Porter Novelli provided a design that was a variation of the “One Voice” standards selected by the @hp team as the design direction for the entire portal. Porter Novelli worked closely with the development team at HP to make sure that all of the nuances of the design were represented in the execution of the home page development.

Recognizing that the adoption of a new intranet page required enormous behavioral change throughout the program, Porter Novelli also executed an extensive communications plan to support the launch, including tiered communications and a full suite of online and offline initiatives designed to reassure and educate employees as to the necessity and rectitude of the transformation.

Research and Measurement

Regular research initiatives, developed and executed by Porter Novelli in partnership with HP, have been key to the success of the program. Employee surveys – conducted via email or through links on relevant intranet pages – have served three main purposes:

  1. To provide insights into communications gaps: those areas in which employees’ perceptions of the intranet are not aligned with actual intranet performance; these findings guide the direction of internal communications resources.
  2. To identify employees’ preferred methods of communication and areas in which the intranet itself could be strengthened.
  3. To measure the extent to which Porter Novelli’s internal communications program succeeded in narrowing the communications gap and changed employee behavior and attitudes towards the intranet. These surveys have demonstrated, over time, a consistent increase in the frequency and depth of employee intranet use, as well as a narrowing of the gap between perceptions of the intranet and its capabilities.

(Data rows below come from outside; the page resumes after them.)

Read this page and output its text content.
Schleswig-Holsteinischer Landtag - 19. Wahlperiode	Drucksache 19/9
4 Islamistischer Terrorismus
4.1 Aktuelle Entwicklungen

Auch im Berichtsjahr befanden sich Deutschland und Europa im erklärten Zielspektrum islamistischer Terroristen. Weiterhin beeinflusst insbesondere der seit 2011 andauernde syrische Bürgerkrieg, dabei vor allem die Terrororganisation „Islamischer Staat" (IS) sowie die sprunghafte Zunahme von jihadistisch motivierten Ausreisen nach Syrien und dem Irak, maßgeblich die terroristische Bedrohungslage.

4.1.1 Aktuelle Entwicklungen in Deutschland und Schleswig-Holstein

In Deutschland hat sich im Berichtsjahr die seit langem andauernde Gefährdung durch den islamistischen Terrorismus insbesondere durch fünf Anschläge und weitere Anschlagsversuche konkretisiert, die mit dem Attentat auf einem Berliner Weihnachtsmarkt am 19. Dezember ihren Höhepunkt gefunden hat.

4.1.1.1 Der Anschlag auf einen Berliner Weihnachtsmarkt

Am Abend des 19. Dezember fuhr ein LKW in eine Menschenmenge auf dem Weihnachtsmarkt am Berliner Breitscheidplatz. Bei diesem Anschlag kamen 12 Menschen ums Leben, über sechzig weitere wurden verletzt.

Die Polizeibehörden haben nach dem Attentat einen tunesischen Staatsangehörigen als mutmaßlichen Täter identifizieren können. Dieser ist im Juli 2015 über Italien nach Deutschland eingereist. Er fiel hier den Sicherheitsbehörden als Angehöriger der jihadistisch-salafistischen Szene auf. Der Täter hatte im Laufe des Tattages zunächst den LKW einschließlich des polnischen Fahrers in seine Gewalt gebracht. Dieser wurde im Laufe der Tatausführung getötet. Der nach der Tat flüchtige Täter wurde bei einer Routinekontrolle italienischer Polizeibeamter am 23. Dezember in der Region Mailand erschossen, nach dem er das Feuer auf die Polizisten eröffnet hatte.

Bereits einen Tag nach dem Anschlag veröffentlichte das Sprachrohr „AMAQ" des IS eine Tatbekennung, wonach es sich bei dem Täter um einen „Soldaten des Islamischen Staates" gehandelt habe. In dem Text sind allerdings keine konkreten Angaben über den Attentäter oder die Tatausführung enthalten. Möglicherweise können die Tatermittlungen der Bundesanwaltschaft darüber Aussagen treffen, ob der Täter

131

Ultimately, this ensured that the intranet was the first place employees would go in order to learn about corporate performance and strategy, corporate and social responsibility programs, sales data and the latest product information.

Lessons Learned

An intranet can be a powerful tool, particularly for companies whose workforces are distributed across multiple facilities, geographies or time zones. Offering 24/7 availability of information and a consistent platform for the delivery of key company information and applications, a well-designed employee portal can simplify workflow, improve productivity and facilitate the sharing of knowledge and best practices. At least, it can if employees use it.

-- Peter Eschbach is a senior vice president at Porter Novelli. Jeremy Morgan is an account manager at the agency.